10 resoluções para o marketing digital em 2012

Fim de ano, damos início das retrospectivas e às resoluções. O mercado digital cresceu muito em 2011, assim como, o número de usuários de internet no Brasil, os profissionais que se dedicam a estudar e oferecer este serviço e o número de agências comprometidas a elevar o sucesso de seus clientes no mundo virtual.
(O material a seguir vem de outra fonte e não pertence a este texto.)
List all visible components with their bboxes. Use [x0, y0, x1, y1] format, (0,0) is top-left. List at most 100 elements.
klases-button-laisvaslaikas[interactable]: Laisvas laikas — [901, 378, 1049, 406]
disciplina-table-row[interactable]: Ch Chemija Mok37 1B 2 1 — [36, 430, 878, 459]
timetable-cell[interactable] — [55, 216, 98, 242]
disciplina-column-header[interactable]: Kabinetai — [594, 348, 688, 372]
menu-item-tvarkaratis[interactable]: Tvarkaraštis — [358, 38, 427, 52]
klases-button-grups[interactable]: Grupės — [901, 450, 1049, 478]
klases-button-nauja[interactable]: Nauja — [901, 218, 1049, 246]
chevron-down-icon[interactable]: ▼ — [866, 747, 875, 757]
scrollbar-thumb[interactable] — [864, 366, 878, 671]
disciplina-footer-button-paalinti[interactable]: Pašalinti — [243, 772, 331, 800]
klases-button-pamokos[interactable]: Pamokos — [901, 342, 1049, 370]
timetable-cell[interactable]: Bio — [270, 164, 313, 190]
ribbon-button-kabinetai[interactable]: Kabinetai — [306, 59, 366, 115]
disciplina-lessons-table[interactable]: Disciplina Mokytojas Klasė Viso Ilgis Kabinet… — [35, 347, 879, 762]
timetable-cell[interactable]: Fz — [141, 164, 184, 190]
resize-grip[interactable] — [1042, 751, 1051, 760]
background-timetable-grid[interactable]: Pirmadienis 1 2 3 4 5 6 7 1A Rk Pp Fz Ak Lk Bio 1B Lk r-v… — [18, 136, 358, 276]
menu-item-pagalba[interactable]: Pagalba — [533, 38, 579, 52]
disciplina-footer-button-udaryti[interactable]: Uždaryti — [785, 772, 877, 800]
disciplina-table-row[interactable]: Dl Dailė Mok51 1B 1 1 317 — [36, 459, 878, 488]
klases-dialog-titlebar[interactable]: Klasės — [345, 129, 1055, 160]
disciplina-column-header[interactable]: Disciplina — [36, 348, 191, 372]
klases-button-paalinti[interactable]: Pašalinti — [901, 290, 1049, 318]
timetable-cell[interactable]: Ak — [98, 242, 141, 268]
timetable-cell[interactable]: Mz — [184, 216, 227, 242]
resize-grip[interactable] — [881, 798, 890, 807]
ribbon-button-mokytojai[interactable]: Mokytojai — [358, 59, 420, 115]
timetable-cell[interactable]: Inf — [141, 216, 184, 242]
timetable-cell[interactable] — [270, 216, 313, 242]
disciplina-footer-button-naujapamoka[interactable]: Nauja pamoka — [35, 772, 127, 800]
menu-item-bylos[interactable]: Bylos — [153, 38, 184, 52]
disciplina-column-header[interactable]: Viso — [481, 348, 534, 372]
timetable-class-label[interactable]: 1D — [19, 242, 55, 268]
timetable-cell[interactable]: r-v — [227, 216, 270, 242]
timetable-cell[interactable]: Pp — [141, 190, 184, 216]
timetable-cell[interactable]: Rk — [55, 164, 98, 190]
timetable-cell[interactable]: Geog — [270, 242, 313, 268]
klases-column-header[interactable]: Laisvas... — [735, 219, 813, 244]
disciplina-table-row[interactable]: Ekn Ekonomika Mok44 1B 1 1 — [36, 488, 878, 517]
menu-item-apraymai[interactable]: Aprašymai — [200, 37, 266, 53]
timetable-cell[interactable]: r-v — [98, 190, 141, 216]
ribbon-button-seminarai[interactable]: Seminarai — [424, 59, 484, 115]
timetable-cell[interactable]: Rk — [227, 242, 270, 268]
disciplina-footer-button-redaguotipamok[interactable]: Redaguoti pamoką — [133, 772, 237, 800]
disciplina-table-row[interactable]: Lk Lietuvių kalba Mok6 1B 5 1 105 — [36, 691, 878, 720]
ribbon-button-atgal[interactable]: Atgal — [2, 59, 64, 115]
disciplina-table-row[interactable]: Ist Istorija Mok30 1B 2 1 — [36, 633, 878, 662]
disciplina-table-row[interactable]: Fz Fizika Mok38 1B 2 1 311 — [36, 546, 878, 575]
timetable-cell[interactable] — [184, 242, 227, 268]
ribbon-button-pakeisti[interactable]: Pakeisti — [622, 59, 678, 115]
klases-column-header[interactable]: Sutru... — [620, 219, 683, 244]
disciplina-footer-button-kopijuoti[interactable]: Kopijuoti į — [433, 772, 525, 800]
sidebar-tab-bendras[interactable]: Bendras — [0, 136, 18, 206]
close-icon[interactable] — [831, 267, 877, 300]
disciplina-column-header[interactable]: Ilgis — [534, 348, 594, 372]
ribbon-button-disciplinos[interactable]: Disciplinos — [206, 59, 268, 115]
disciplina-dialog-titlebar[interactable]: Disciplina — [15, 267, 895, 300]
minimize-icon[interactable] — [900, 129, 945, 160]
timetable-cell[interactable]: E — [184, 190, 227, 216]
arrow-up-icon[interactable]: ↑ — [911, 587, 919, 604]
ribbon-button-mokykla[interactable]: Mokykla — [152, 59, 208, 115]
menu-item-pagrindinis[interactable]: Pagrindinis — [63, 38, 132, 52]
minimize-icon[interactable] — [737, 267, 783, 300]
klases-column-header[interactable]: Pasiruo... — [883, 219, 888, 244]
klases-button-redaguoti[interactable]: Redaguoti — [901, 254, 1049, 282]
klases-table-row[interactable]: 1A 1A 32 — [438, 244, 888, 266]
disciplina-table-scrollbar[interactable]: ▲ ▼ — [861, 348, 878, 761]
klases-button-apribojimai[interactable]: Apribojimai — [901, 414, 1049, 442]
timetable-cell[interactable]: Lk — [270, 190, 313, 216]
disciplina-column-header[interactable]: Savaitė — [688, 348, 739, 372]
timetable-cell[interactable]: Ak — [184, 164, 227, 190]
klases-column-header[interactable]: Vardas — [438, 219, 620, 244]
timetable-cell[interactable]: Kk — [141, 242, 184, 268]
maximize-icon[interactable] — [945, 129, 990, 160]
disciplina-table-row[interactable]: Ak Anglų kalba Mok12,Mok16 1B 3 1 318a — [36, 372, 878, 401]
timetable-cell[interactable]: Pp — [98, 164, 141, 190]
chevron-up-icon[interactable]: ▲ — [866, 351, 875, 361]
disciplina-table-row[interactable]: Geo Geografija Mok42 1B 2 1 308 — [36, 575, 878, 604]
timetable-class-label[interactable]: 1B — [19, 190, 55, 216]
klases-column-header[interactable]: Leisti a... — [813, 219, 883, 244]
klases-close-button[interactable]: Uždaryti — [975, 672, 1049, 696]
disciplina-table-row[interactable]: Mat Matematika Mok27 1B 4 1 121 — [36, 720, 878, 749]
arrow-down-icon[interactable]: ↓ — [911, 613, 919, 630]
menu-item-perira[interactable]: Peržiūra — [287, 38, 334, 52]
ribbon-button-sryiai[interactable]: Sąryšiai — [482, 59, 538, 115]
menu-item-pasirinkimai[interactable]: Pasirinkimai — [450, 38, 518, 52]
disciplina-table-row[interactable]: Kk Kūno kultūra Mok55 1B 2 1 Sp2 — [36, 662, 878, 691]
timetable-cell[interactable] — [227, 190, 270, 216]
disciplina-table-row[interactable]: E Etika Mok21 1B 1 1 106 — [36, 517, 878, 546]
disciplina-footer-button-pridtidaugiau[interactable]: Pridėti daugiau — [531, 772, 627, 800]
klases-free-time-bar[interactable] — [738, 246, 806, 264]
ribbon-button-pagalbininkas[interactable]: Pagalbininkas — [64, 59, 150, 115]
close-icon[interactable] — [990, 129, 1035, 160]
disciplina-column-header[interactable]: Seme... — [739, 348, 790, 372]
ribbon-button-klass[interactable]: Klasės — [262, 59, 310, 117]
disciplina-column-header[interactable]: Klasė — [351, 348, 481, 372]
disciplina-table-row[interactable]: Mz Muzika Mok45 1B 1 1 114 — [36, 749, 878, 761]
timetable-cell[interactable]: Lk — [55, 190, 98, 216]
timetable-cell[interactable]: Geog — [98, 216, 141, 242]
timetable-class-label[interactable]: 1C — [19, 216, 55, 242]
Mas o crescimento rápido do mercado não traz apenas benefícios, também traz profissionais, agências e clientes despreparados para a realidade de suas marcas e uma imagem turva do que o marketing digital pode oferecer. Pensando nisso, vamos compartilhar aqui uma lista com 10 desejos (ou resoluções) para o mercado em 2012. Que o próximo ano venha cheio de campanhas sensacionais, trazendo muito retorno para os investidores e clientes muito mais satisfeitos através do relacionamento com suas marcas preferidas.

1- Pensar mais nos consumidores, menos nos likes
2- Aceitar que as mídias sociais impactam não só os canais de relacionamento, mas também setores como logística e atendimento off-line
3- Dar mais valor ao monitoramento e análise de métricas, menos ao clipping
4- Entender que número de seguidores não é objetivo de campanha
5- Se preparar para assumir um budget anual de investimento em comunicação
6- Cumprir regulamentos de ações promocionais
7- Estabelecer um timming de resposta para os consumidores nas redes sociais
8- Investir em um planejamento de atuação, e não ações isoladas
9- NUNCA, JAMAIS, em hipótese alguma solicitar um ROI que divida o valor do seu investimento pelo número de seguidores do Twitter. Isso não é ROI, nem amor.
10- Benchmarkings servem para analisar as marcas melhores posicionadas no seu segmento, não pra fazê-lo acreditar que o seu sucesso será o mesmo da Coca-Cola nas mídias sociais com 0,2% do budget.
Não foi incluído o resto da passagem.